The funding from the Medical Research Council will be used to see if the drug is safe for humans and whether it will halt the disease in patients who are no longer responsive to the standard treatment.
Researchers at the UCL Institute of Ophthalmology and Moorfields Eye Hospital will conduct clinical trials into the use of a humanised monoclonal antibody to treat patients with AMD.
The treatment was first featured in a new clinical update by NB Online that features new research and potential ground breaking treatments.
AMD is the leading cause of severe vision loss in people over the age of 60. More than three million people in Europe and North America suffer from a form of wet AMD.

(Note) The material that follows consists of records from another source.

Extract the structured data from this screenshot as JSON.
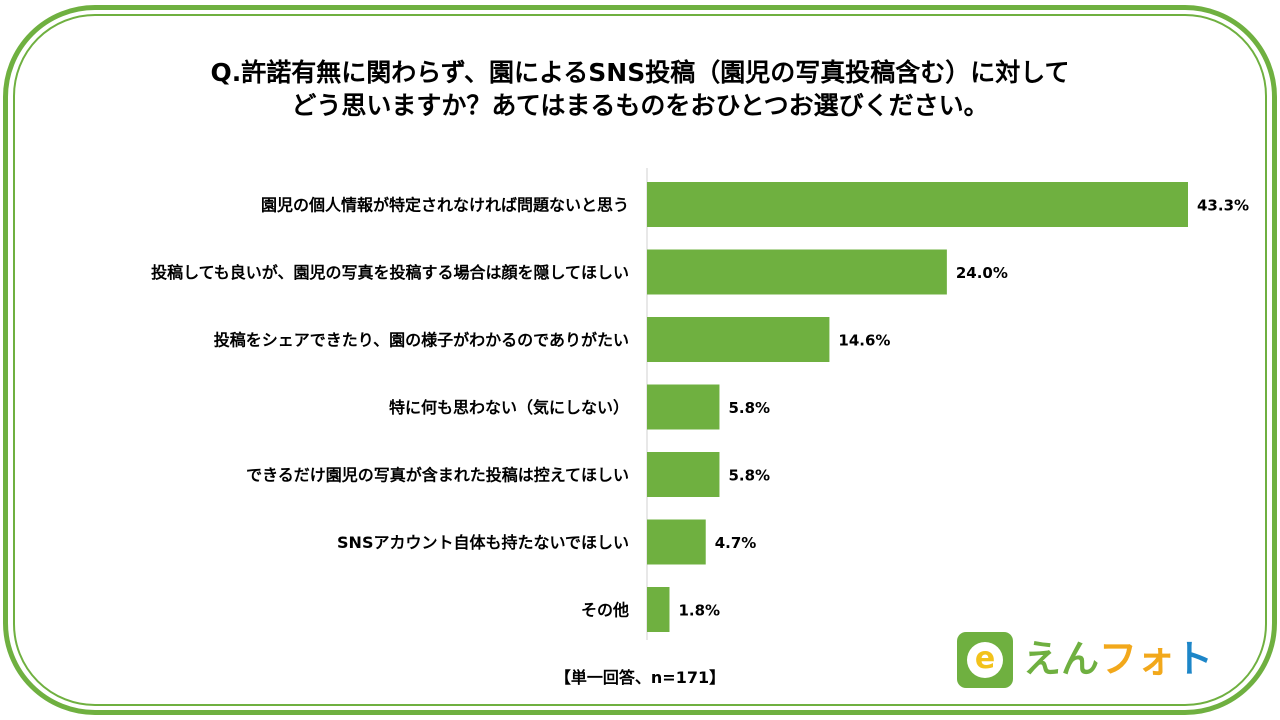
{
  "title": {
    "line1": "Q.許諾有無に関わらず、園によるSNS投稿（園児の写真投稿含む）に対して",
    "line2": "どう思いますか？あてはまるものをおひとつお選びください。"
  },
  "chart_data": {
    "type": "bar",
    "orientation": "horizontal",
    "categories": [
      "園児の個人情報が特定されなければ問題ないと思う",
      "投稿しても良いが、園児の写真を投稿する場合は顔を隠してほしい",
      "投稿をシェアできたり、園の様子がわかるのでありがたい",
      "特に何も思わない（気にしない）",
      "できるだけ園児の写真が含まれた投稿は控えてほしい",
      "SNSアカウント自体も持たないでほしい",
      "その他"
    ],
    "values": [
      43.3,
      24.0,
      14.6,
      5.8,
      5.8,
      4.7,
      1.8
    ],
    "value_labels": [
      "43.3%",
      "24.0%",
      "14.6%",
      "5.8%",
      "5.8%",
      "4.7%",
      "1.8%"
    ],
    "xlim": [
      0,
      50
    ],
    "grid": false,
    "bar_color": "#6fb040"
  },
  "footnote": "【単一回答、n=171】",
  "logo": {
    "mark_letter": "e",
    "text_a": "えん",
    "text_b": "フォ",
    "text_c": "ト"
  },
  "colors": {
    "frame": "#6fb040",
    "logo_yellow": "#f2c21b",
    "logo_orange": "#f2a81b",
    "logo_blue": "#1d86c8"
  }
}
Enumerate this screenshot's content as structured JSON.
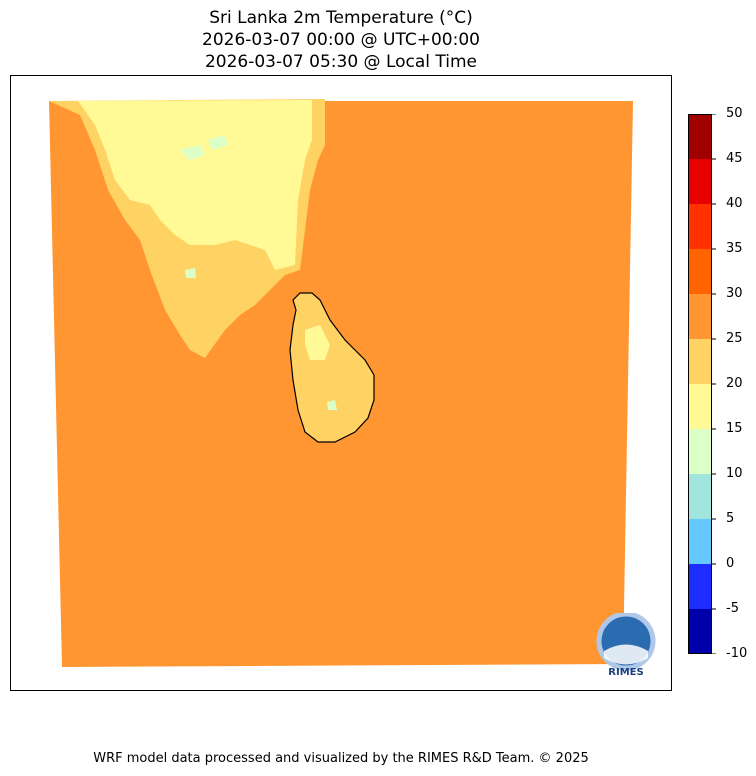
{
  "title": {
    "line1": "Sri Lanka 2m Temperature (°C)",
    "line2": "2026-03-07 00:00 @ UTC+00:00",
    "line3": "2026-03-07 05:30 @ Local Time"
  },
  "colorbar": {
    "levels": [
      -10,
      -5,
      0,
      5,
      10,
      15,
      20,
      25,
      30,
      35,
      40,
      45,
      50
    ],
    "tick_labels": [
      "-10",
      "-5",
      "0",
      "5",
      "10",
      "15",
      "20",
      "25",
      "30",
      "35",
      "40",
      "45",
      "50"
    ],
    "colors": [
      "#0000aa",
      "#1e2dff",
      "#64c8ff",
      "#a0e6dc",
      "#dcffc8",
      "#fffa96",
      "#ffd264",
      "#ff9632",
      "#ff6400",
      "#ff3200",
      "#e60000",
      "#a00000"
    ]
  },
  "map": {
    "background_color": "#ff9632",
    "land_warm_color": "#ffd264",
    "land_mild_color": "#fffa96",
    "land_cool_color": "#dcffc8"
  },
  "logo": {
    "text": "RIMES"
  },
  "footer": "WRF model data processed and visualized by the RIMES R&D Team. © 2025"
}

Current treatments involve injections which block a protein known as VEGF (vascular endothelial growth factor).
The protein has an important role because it stimulates the formation of new blood vessels needed for healthy circulation and for healing damaged tissue.
But in disease, the new blood vessels that are formed are abnormal and, in the case of AMD, grow underneath the macula (the central part of the retina) and leak fluid. This leakage, together with bleeds and scar tissue, eventually leads to loss of central vision and distortions where, for example, straight lines appear wavy. Preventing the abnormal growth arrests the course of the disease.
Unfortunately, the existing treatment doesn’t work for 10 to 15 per cent of patients and their eyesight deteriorates.
Professors John Greenwood and Stephen Moss who are spearheading the potential breakthrough identified a protein called LRG1 which also causes the abnormal vessel growth.
They developed a monoclonal antibody – Magacizumab – which, in mice, specifically targets LRG1 and prevents the formation of abnormal blood vessels.
If the trials are successful, the team will then assess whether the treatment works for newly diagnosed patients.
Professor Moss said: “Around 40,000 people a year develop wet AMD and it severely limits what they can do and their enjoyment of life. If the trial is successful, it will be followed by larger trials and, we hope, development by a pharmaceutical company.” Professor John Greenwood added, “We are particularly excited by this approach as it targets a novel pathway involved in abnormal vessel formation”.
The team would like to recruit patients for the trial in 2018, once the safety of this new potential therapy has been assessed in animal studies.